Mariano Rajoy y Luis Enrique se dan un aire. Ambos ven vergeles donde los demás perciben solo páramos con matorrales. Los dos se enrocan cuando alguien osa ponerles un pero. “Catastrofistas, agoreros”, dice el presidente del Gobierno. “Hemos sido muchísimo mejores que el rival”, remata el entrenador después de que su equipo empate en Getafe. Y tan pichis. Somos los demás los que estamos equivocados y no sabemos verlo porque los arbustos nos tapan el bosque.

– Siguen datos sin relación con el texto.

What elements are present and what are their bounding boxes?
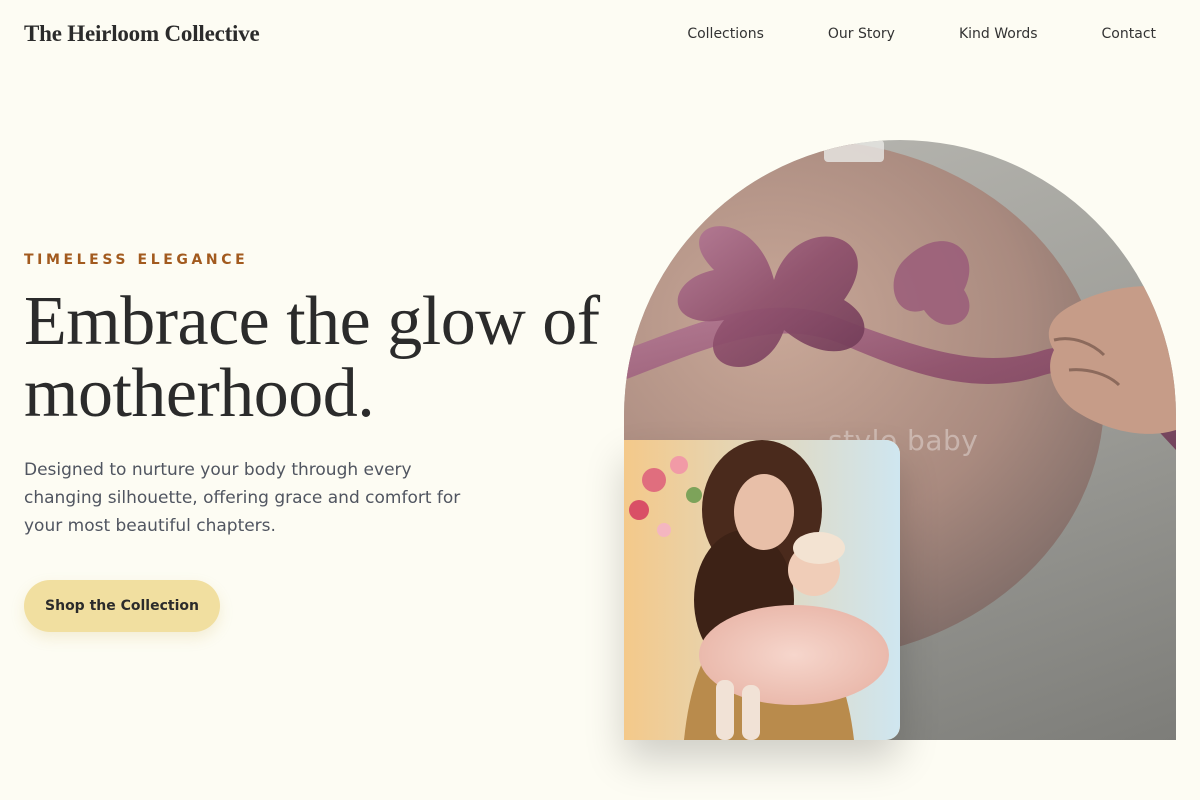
shop-collection-button[interactable]: Shop the Collection bbox=[24, 580, 220, 632]
hero-eyebrow: TIMELESS ELEGANCE bbox=[24, 252, 249, 268]
nav-collections[interactable]: Collections bbox=[687, 26, 764, 42]
nav-our-story[interactable]: Our Story bbox=[828, 26, 895, 42]
site-header: The Heirloom Collective Collections Our … bbox=[0, 0, 1200, 68]
mother-baby-illustration bbox=[624, 440, 900, 740]
hero-headline: Embrace the glow of motherhood. bbox=[24, 283, 600, 432]
inset-mother-baby-photo bbox=[624, 440, 900, 740]
main-nav: Collections Our Story Kind Words Contact bbox=[623, 26, 1156, 42]
nav-contact[interactable]: Contact bbox=[1102, 26, 1156, 42]
hero-description: Designed to nurture your body through ev… bbox=[24, 460, 461, 536]
nav-kind-words[interactable]: Kind Words bbox=[959, 26, 1038, 42]
brand-logo[interactable]: The Heirloom Collective bbox=[24, 21, 260, 47]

Están además rodeados de gente tan súper optimista como ellos. Y si algo va mal es “por la herencia recibida” de los socialistas o “porque el equipo no supo adaptarse al horario”, que dijo Zubi ayer. Fátima Báñez, la ministra de Trabajo, afirmó también ayer en Cádiz que “los españoles tienen derecho a estar alegres. España va a crecer más de lo que dicen muchas previsiones y todo ello es posible gracias a nuestras reformas para arreglar los desaguisados que dejaron otros”. Mientras, el ministro de Sanidad, Alfonso Alonso, instaba a todos los ciudadanos a “empezar a sonreír ya porque España ha podido con la crisis”. Si es que somos unos sosos, joder. ¡Alegría! ¡Todos a sonreír! Jajá. Jujú. Óle, óle y óle. España está que se sale y el Barça juega a las mil maravillas, que no nos enteramos de ná y seguimos poniendo peros porque somos así, una panda de amargaos.

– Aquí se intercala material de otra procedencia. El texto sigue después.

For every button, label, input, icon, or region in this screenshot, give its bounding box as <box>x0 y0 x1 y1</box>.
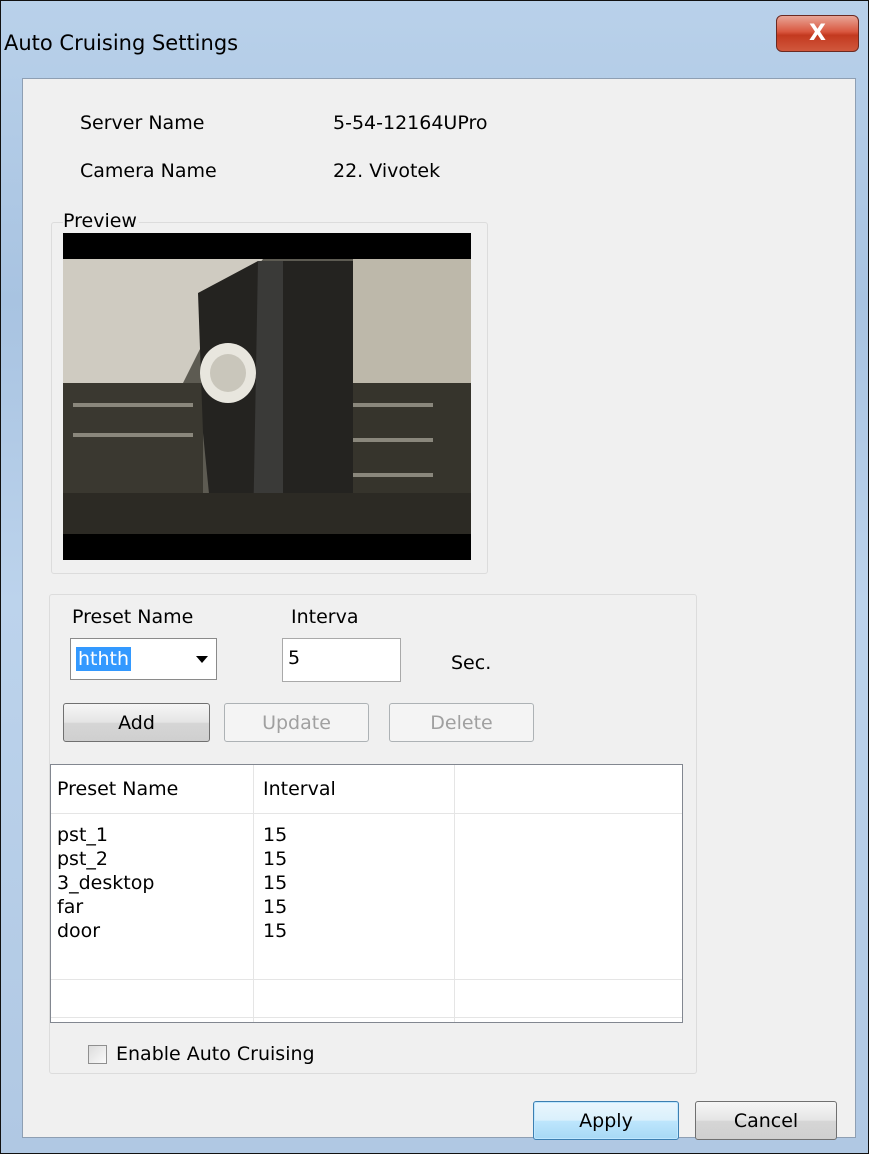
camera-name-label: Camera Name <box>80 160 217 182</box>
camera-name-value: 22. Vivotek <box>333 160 441 182</box>
apply-button[interactable]: Apply <box>533 1101 679 1140</box>
window-title: Auto Cruising Settings <box>4 31 239 55</box>
row-separator <box>51 979 682 980</box>
enable-auto-cruising-checkbox[interactable] <box>88 1045 107 1064</box>
interval-label: Interva <box>291 606 359 628</box>
close-icon: X <box>809 21 826 46</box>
preset-name-selected: hthth <box>76 647 132 671</box>
title-bar[interactable]: Auto Cruising Settings X <box>1 1 868 79</box>
preset-list-table[interactable]: Preset Name Interval pst_1 15 pst_2 15 3… <box>50 764 683 1023</box>
row-preset-name: pst_2 <box>57 848 108 870</box>
row-interval: 15 <box>263 920 288 942</box>
row-preset-name: door <box>57 920 101 942</box>
row-interval: 15 <box>263 896 288 918</box>
interval-input-box[interactable] <box>282 638 401 682</box>
cancel-button[interactable]: Cancel <box>695 1101 837 1140</box>
update-button[interactable]: Update <box>224 703 369 742</box>
column-divider[interactable] <box>253 765 254 1022</box>
seconds-unit-label: Sec. <box>451 652 492 674</box>
preset-name-dropdown[interactable]: hthth <box>70 638 217 680</box>
row-interval: 15 <box>263 848 288 870</box>
server-name-label: Server Name <box>80 112 205 134</box>
close-button[interactable]: X <box>776 15 859 52</box>
row-preset-name: pst_1 <box>57 824 108 846</box>
row-separator <box>51 1017 682 1018</box>
camera-preview-picture <box>63 233 471 560</box>
row-interval: 15 <box>263 824 288 846</box>
add-button[interactable]: Add <box>63 703 210 742</box>
camera-preview-image <box>63 233 471 560</box>
delete-button[interactable]: Delete <box>389 703 534 742</box>
row-preset-name: far <box>57 896 84 918</box>
interval-input[interactable] <box>288 647 388 669</box>
column-header-interval[interactable]: Interval <box>263 778 336 800</box>
preview-label: Preview <box>63 210 139 232</box>
row-preset-name: 3_desktop <box>57 872 155 894</box>
chevron-down-icon[interactable] <box>196 656 208 663</box>
enable-auto-cruising-label[interactable]: Enable Auto Cruising <box>116 1043 315 1065</box>
row-interval: 15 <box>263 872 288 894</box>
column-divider[interactable] <box>454 765 455 1022</box>
server-name-value: 5-54-12164UPro <box>333 112 488 134</box>
column-header-preset-name[interactable]: Preset Name <box>57 778 178 800</box>
preset-name-label: Preset Name <box>72 606 194 628</box>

Y por esa razón, por quisquillosos, malajes y malas sombras, no agradecemos lo suficiente sus desvelos. Miren por ejemplo el caso de Ignacio González, el presidente de la Comunidad de Madrid, que no abrirá los comedores escolares en Navidad para que los niños no se pongan gordos. “El principal riesgo que tienen los niños en Madrid es la obesidad”, le contestó al portavoz socialista que le pedía que los abriera para los niños que lo necesitan. Pues no. Que se engordan. ¡Yujú!

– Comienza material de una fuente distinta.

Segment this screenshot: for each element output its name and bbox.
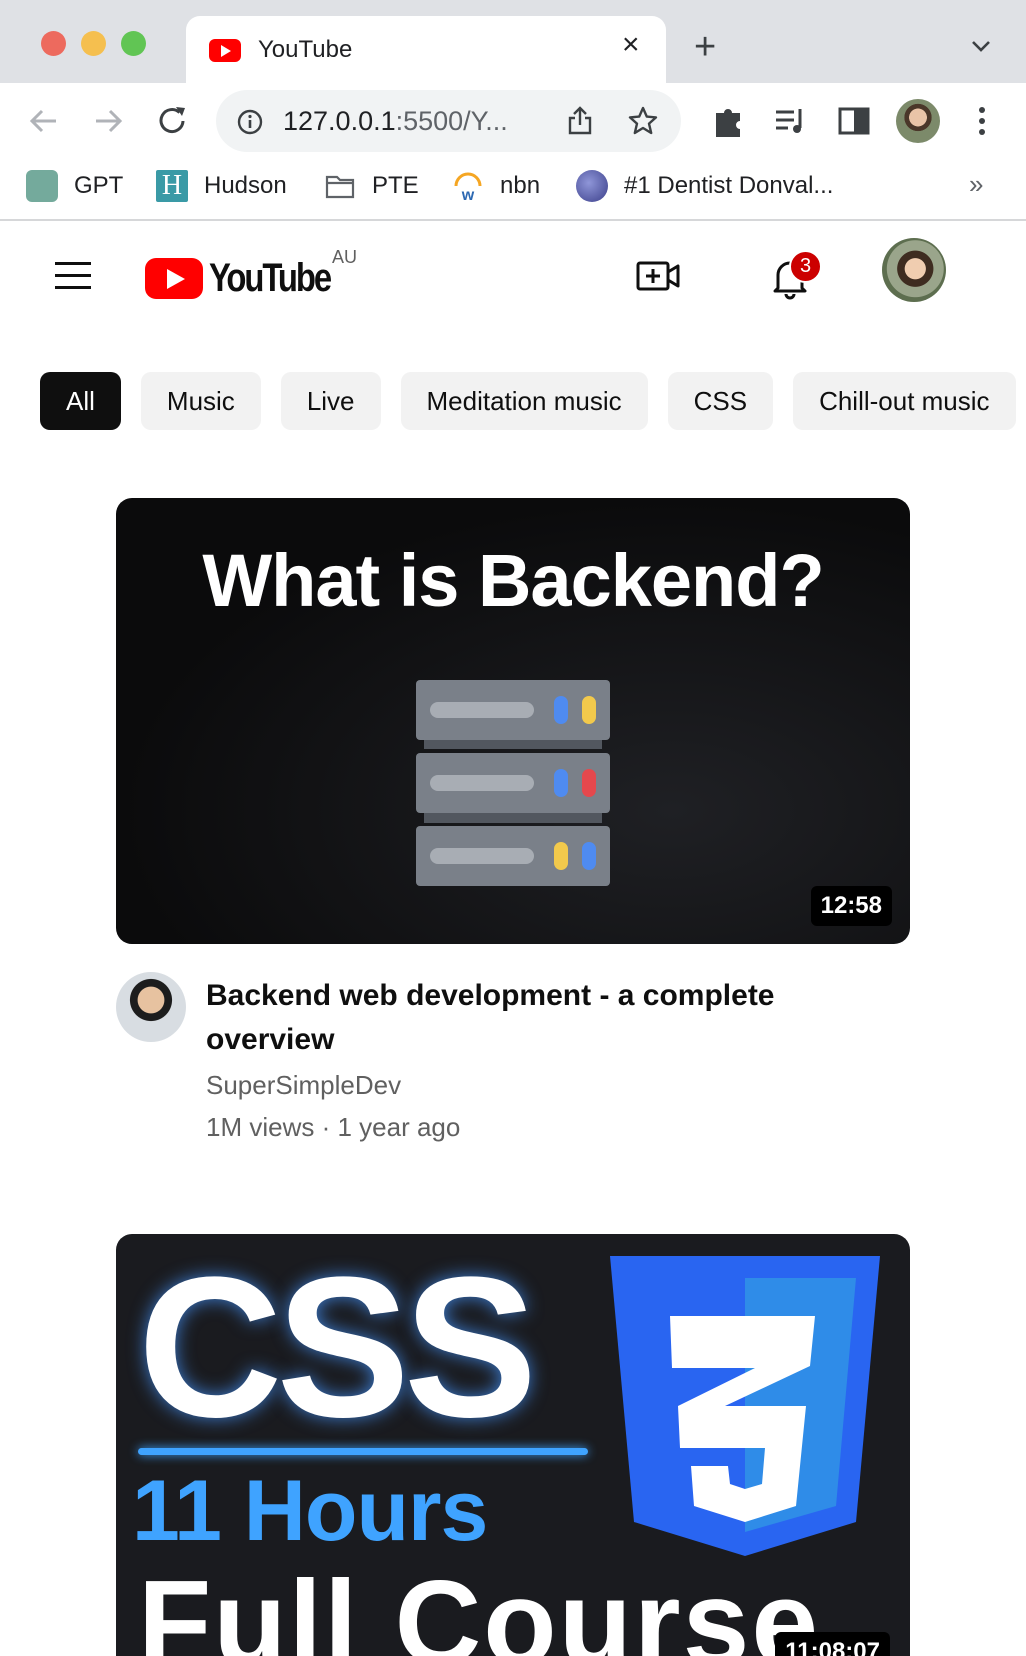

Igual nos sucede con Jorge Fernández Díaz, el fabuloso Ministro del Interior, que nos ha dado la solución ideal para solucionar la migración y acabar así con el drama y las devoluciones en caliente: “Si nos dan su dirección y se comprometen a atender a esas personas, mantenerlas y darles un puesto de trabajo adecuado, les enviaremos a los inmigrantes con toda rapidez”. Tanto criticarle por nimiedades al final el hombre, pues claro, se terminó enfadando: “Y si no lo hacen, que se callen y den menos lecciones”. Si es que hay que reírse más, jopé. Que está ésta gente deslomándose y dándonos soluciones y alegrías y nosotros, ahí, ñiñiñiñi.

La crisis es historia amigos. Lo ha dicho Rajoy. ¡Todos a la calle! A no... Espera. Tampoco. Que por nuestro bien también, para que no nos hagamos daño y prevenir aglomeraciones y molestos jaleos en la calle, el PP ha utilizado su mayoría en el Congreso para aprobar la Ley Orgánica de Seguridad Ciudadana, también llamada ‘Ley Mordaza’ porque, volvemos otra vez a lo mismo, si es que somos lo peor, unos incorregibles. Nada de manifestarse así, a lo tonto y a lo bobo. Porque a ver, total: Si la recuperación es un hecho y esto es Jauja ¿pa qué manifestarse? Cuidado también con grabar a un policía atizando a un ciudadano, eso es multa por curiosón y cotilla. Esooo no se haaace. Y nada de intentar parar un desahucio, que si les echan de sus casas bien echados están. Y si no, la fórmula de Fernández Díaz igual también vale aquí: Te llevas a los desahuciados a la tuya o te callas y dejas de dar la murga. Pelmas, que sois unos pelmas.

¡Alegría! ¡Sonreíd! ¡Tú también, Luis Enrique! Si total, el Barça es una máquina. ¡Todos juntos! Jajá. Jujú.